Salt Water Cures
Archived entry 06/25/99
| Back to home page | June 25, 1999 - Beginnings Where to start. I've been reading so many on-line journal entries, but none of them first entries. With forty-seven years behind me, there's no hope of catching up, even if it were sufficiently interesting to warrant the effort to write or read it. So, let's start with the immediate thoughts. I'm excited to be doing this -- writing an on-line journal. I'm excited about the possibilities that lie before me, and about what I might learn as I understake this new venture. I'm hoping it's a stress-reducing activity, rather than a stress-adding activity: I'm anticipating enough stress over the next ten weeks, without intentionally adding more. Why the anticipation of stress?

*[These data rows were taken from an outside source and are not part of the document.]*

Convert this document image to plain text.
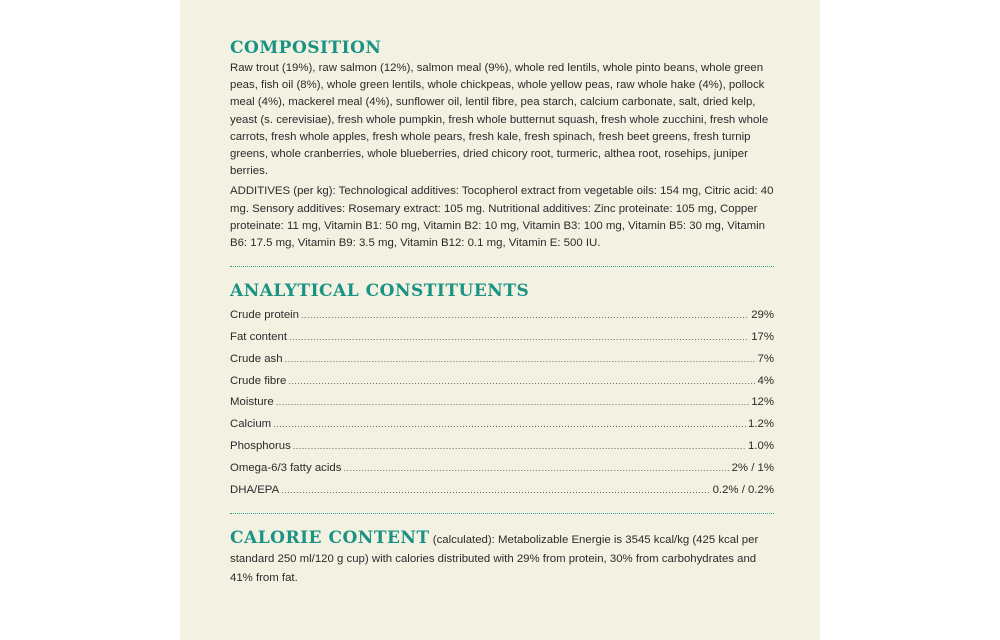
COMPOSITION

Raw trout (19%), raw salmon (12%), salmon meal (9%), whole red lentils, whole pinto beans, whole green peas, fish oil (8%), whole green lentils, whole chickpeas, whole yellow peas, raw whole hake (4%), pollock meal (4%), mackerel meal (4%), sunflower oil, lentil fibre, pea starch, calcium carbonate, salt, dried kelp, yeast (s. cerevisiae), fresh whole pumpkin, fresh whole butternut squash, fresh whole zucchini, fresh whole carrots, fresh whole apples, fresh whole pears, fresh kale, fresh spinach, fresh beet greens, fresh turnip greens, whole cranberries, whole blueberries, dried chicory root, turmeric, althea root, rosehips, juniper berries.

ADDITIVES (per kg): Technological additives: Tocopherol extract from vegetable oils: 154 mg, Citric acid: 40 mg. Sensory additives: Rosemary extract: 105 mg. Nutritional additives: Zinc proteinate: 105 mg, Copper proteinate: 11 mg, Vitamin B1: 50 mg, Vitamin B2: 10 mg, Vitamin B3: 100 mg, Vitamin B5: 30 mg, Vitamin B6: 17.5 mg, Vitamin B9: 3.5 mg, Vitamin B12: 0.1 mg, Vitamin E: 500 IU.

ANALYTICAL CONSTITUENTS
Crude protein .....	29%
Fat content .....	17%
Crude ash .....	7%
Crude fibre .....	4%
Moisture .....	12%
Calcium .....	1.2%
Phosphorus .....	1.0%
Omega-6/3 fatty acids .....	2% / 1%
DHA/EPA .....	0.2% / 0.2%
CALORIE CONTENT (calculated): Metabolizable Energie is 3545 kcal/kg (425 kcal per standard 250 ml/120 g cup) with calories distributed with 29% from protein, 30% from carbohydrates and 41% from fat.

Well, as a part-time doctoral student (in public policy), I get to write comprehensive exams this summer. And, as a part-time doctoral student, it's been more than a year since I've read some of the material we're required to master. And, as a part-time student, I'm also a more than part-time consultant, who is madly trying to clear a seven-week window of opportunity to focus on preparing for these exams. There are, of course, opportunities lost when others are undertaken. What's burning me up today is that I had to say "no" to a fat contract writing a report that I've already done much of the research for, and for a new client at that. It's the reasonable thing to do, and the right thing to do. But as all consultants know, it's dangerous to say "no" at the best of times. And it's even more dangerous when there are debts to be paid, and expenses mounting. Maybe they'll hire to me to write other things after I've done the comps. And maybe they won't. Maybe I'll feel relieved and vindicated in clearing the time to train the mind for this intellectual marathon. Or maybe it will just annoy me more as I spend time preparing materials I've already been examined on, so that those who were tortured as doctoral students can get their revenge by torturing a new generation of doctoral students. Isn't the academy grand? Welcome to my world!